Segundo o artigo 54 da Lei das Eleições, nos programas e inserções de rádio e televisão destinados à propaganda eleitoral gratuita de cada partido ou coligação só poderão aparecer, em gravações internas e externas, candidatos, bem como seus apoiadores, inclusive os candidatos a outros cargos (desde que registrados sob o mesmo partido ou coligação, consistente em depoimento com pedido de voto), que poderão dispor de até 25% do tempo de cada programa ou inserção. 

Claro, portanto, que, a fim de baratear custos, a legislação passou a desestimular pirotecnias na propaganda eleitoral veiculada no rádio e na televisão, quase que obrigando que o próprio candidato se apresente ao eleitorado.
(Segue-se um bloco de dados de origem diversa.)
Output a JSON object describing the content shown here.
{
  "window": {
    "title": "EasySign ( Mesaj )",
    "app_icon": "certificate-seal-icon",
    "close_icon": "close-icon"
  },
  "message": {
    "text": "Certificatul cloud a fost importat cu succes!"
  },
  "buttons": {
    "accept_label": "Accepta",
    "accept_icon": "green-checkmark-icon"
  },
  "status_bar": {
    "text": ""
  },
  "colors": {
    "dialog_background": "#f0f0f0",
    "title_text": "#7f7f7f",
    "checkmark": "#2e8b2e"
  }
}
A Corte Superior Eleitoral concluiu não ser obrigatória a participação direta do candidato em 75% do tempo restante dos blocos ou inserções, já que tais meios publicitários são explicitamente admitidos em lei e realizam a finalidade última de transmitir mensagens de cunho político-eleitoral, atingindo — no ambiente de uma comunicação cada vez mais digitalizada e calcada em recursos tecnológicos — graus de eficiência em muito superiores ao tradicional discurso político.
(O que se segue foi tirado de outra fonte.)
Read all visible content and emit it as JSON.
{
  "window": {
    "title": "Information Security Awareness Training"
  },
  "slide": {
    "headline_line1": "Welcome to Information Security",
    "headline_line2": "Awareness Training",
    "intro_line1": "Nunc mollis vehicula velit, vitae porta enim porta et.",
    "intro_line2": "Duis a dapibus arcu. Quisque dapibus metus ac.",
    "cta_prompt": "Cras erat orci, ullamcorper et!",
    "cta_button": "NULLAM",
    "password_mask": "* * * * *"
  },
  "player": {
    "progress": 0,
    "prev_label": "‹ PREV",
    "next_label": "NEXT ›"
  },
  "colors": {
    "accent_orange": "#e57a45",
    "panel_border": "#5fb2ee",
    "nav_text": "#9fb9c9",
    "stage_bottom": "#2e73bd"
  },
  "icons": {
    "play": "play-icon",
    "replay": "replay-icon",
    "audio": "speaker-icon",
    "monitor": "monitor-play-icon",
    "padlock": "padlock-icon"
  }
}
Todavia, na rede mundial de computadores inexistem tais limitações, posto não haver qualquer restrição quanto à participação de terceiros nos canais de propaganda relacionados no artigo 57-B da Lei das Eleições, eis que nessa seara a atuação da Justiça Eleitoral deve ser realizada com a menor interferência possível no debate democrático. Com isso, abre-se espaço para que os influenciadores digitais ocupem o papel de apoiadores na propaganda eleitoral via internet, eis que esses, conforme apontam Frederico Alvim e Volgane Oliveira Carvalho, passaram a utilizar de seu prestígio para tentar divulgar fatos de caráter político, chegando mesmo a realizar propaganda subliminar, positiva ou negativa, de determinados partidos políticos ou candidatos, inclusive de si próprios.

Contudo, imperativo reconhecer que, em princípio, não existe qualquer anormalidade no fato de um influenciador digital manifestar-se favorável ou contrariamente a esse ou aquele candidato ou projeto de poder. Os formadores de opinião, dentro ou fora da rede, são cidadãos e, como tal, fazem jus a todas as prerrogativas fundamentais na Carta Fundamental (op. cit, página 194).

Não se pode esquecer que a cooptação de um influenciador digital, apesar de não configurar captação ilícita de sufrágio, possui gravidade suficiente a ser qualificada como abuso de poder, caso se verifique que o "apoio", na verdade, lastreou-se em contrapartida financeira a macular a igualdade de chances do processo eleitoral.